For the current study, researchers examined data from dietary questionnaires and liver fat scans for 3,882 adults who were 70 years old on average. Scans showed 1,337 participants, or 34 percent had NAFLD, including 132 individuals who were a healthy weight and 1,205 who were overweight.
Overweight people who ate the most animal protein were 54 percent more likely to have fatty liver than individuals who consumed less meat, the analysis found.
"This was independent of common risk factors for NAFLD such as sociodemographic factors, lifestyle, and metabolic factors, said senior study author Dr. Sarwa Darwish Murad, a hepatologist at Erasmus MC University Medical Center in Rotterdam, the Netherlands.

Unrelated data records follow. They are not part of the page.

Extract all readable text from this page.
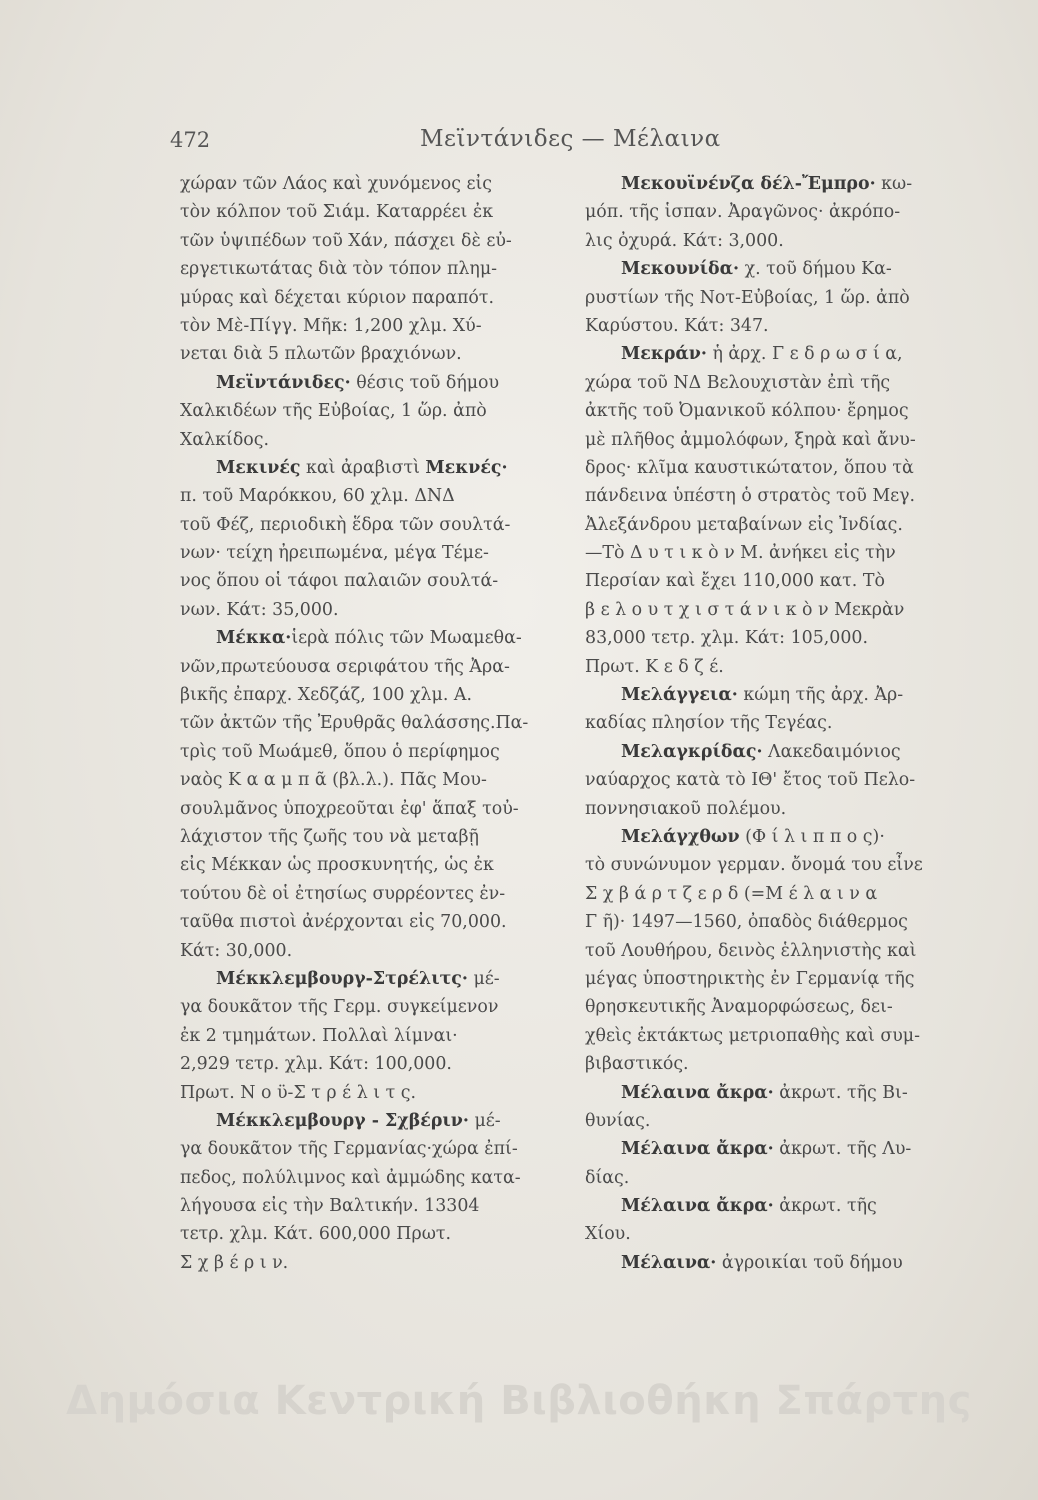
472	Μεϊντάνιδες — Μέλαινα
χώραν τῶν Λάος καὶ χυνόμενος εἰς
τὸν κόλπον τοῦ Σιάμ. Καταρρέει ἐκ
τῶν ὑψιπέδων τοῦ Χάν, πάσχει δὲ εὐ-
εργετικωτάτας διὰ τὸν τόπον πλημ-
μύρας καὶ δέχεται κύριον παραπότ.
τὸν Μὲ-Πίγγ. Μῆκ: 1,200 χλμ. Χύ-
νεται διὰ 5 πλωτῶν βραχιόνων.
Μεϊντάνιδες· θέσις τοῦ δήμου
Χαλκιδέων τῆς Εὐβοίας, 1 ὥρ. ἀπὸ
Χαλκίδος.
Μεκινές καὶ ἀραβιστὶ Μεκνές·
π. τοῦ Μαρόκκου, 60 χλμ. ΔΝΔ
τοῦ Φέζ, περιοδικὴ ἕδρα τῶν σουλτά-
νων· τείχη ἠρειπωμένα, μέγα Τέμε-
νος ὅπου οἱ τάφοι παλαιῶν σουλτά-
νων. Κάτ: 35,000.
Μέκκα·ἱερὰ πόλις τῶν Μωαμεθα-
νῶν,πρωτεύουσα σεριφάτου τῆς Ἀρα-
βικῆς ἐπαρχ. Χεδζάζ, 100 χλμ. Α.
τῶν ἀκτῶν τῆς Ἐρυθρᾶς θαλάσσης.Πα-
τρὶς τοῦ Μωάμεθ, ὅπου ὁ περίφημος
ναὸς Κ α α μ π ᾶ (βλ.λ.). Πᾶς Μου-
σουλμᾶνος ὑποχρεοῦται ἐφ' ἅπαξ τοὐ-
λάχιστον τῆς ζωῆς του νὰ μεταβῇ
εἰς Μέκκαν ὡς προσκυνητής, ὡς ἐκ
τούτου δὲ οἱ ἐτησίως συρρέοντες ἐν-
ταῦθα πιστοὶ ἀνέρχονται εἰς 70,000.
Κάτ: 30,000.
Μέκκλεμβουργ-Στρέλιτς· μέ-
γα δουκᾶτον τῆς Γερμ. συγκείμενον
ἐκ 2 τμημάτων. Πολλαὶ λίμναι·
2,929 τετρ. χλμ. Κάτ: 100,000.
Πρωτ. Ν ο ϋ-Σ τ ρ έ λ ι τ ς.
Μέκκλεμβουργ - Σχβέριν· μέ-
γα δουκᾶτον τῆς Γερμανίας·χώρα ἐπί-
πεδος, πολύλιμνος καὶ ἀμμώδης κατα-
λήγουσα εἰς τὴν Βαλτικήν. 13304
τετρ. χλμ. Κάτ. 600,000 Πρωτ.
Σ χ β έ ρ ι ν.
Μεκουϊνένζα δέλ-Ἔμπρο· κω-
μόπ. τῆς ἱσπαν. Ἀραγῶνος· ἀκρόπο-
λις ὀχυρά. Κάτ: 3,000.
Μεκουνίδα· χ. τοῦ δήμου Κα-
ρυστίων τῆς Νοτ-Εὐβοίας, 1 ὥρ. ἀπὸ
Καρύστου. Κάτ: 347.
Μεκράν· ἡ ἀρχ. Γ ε δ ρ ω σ ί α,
χώρα τοῦ ΝΔ Βελουχιστὰν ἐπὶ τῆς
ἀκτῆς τοῦ Ὀμανικοῦ κόλπου· ἔρημος
μὲ πλῆθος ἀμμολόφων, ξηρὰ καὶ ἄνυ-
δρος· κλῖμα καυστικώτατον, ὅπου τὰ
πάνδεινα ὑπέστη ὁ στρατὸς τοῦ Μεγ.
Ἀλεξάνδρου μεταβαίνων εἰς Ἰνδίας.
—Τὸ Δ υ τ ι κ ὸ ν Μ. ἀνήκει εἰς τὴν
Περσίαν καὶ ἔχει 110,000 κατ. Τὸ
β ε λ ο υ τ χ ι σ τ ά ν ι κ ὸ ν Μεκρὰν
83,000 τετρ. χλμ. Κάτ: 105,000.
Πρωτ. Κ ε δ ζ έ.
Μελάγγεια· κώμη τῆς ἀρχ. Ἀρ-
καδίας πλησίον τῆς Τεγέας.
Μελαγκρίδας· Λακεδαιμόνιος
ναύαρχος κατὰ τὸ ΙΘ' ἔτος τοῦ Πελο-
ποννησιακοῦ πολέμου.
Μελάγχθων (Φ ί λ ι π π ο ς)·
τὸ συνώνυμον γερμαν. ὄνομά του εἶνε
Σ χ β ά ρ τ ζ ε ρ δ (=Μ έ λ α ι ν α
Γ ῆ)· 1497—1560, ὀπαδὸς διάθερμος
τοῦ Λουθήρου, δεινὸς ἑλληνιστὴς καὶ
μέγας ὑποστηρικτὴς ἐν Γερμανίᾳ τῆς
θρησκευτικῆς Ἀναμορφώσεως, δει-
χθεὶς ἐκτάκτως μετριοπαθὴς καὶ συμ-
βιβαστικός.
Μέλαινα ἄκρα· ἀκρωτ. τῆς Βι-
θυνίας.
Μέλαινα ἄκρα· ἀκρωτ. τῆς Λυ-
δίας.
Μέλαινα ἄκρα· ἀκρωτ. τῆς
Χίου.
Μέλαινα· ἀγροικίαι τοῦ δήμου
Δημόσια Κεντρική Βιβλιοθήκη Σπάρτης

"Perhaps most importantly, the association was independent of total caloric intake," Murad said by email. "We also showed that a diverse diet is important."
Study participants without fatty liver consumed an average of 2,052 calories a day, compared with 1,996 calories per day on average for people with fatty liver, researchers report in Gut.
People with fatty liver also got more of their total calories from protein: 16 percent compared with 15.4 percent without the liver condition. Vegetable consumption was similar for both groups; meats accounted for the difference in protein consumption.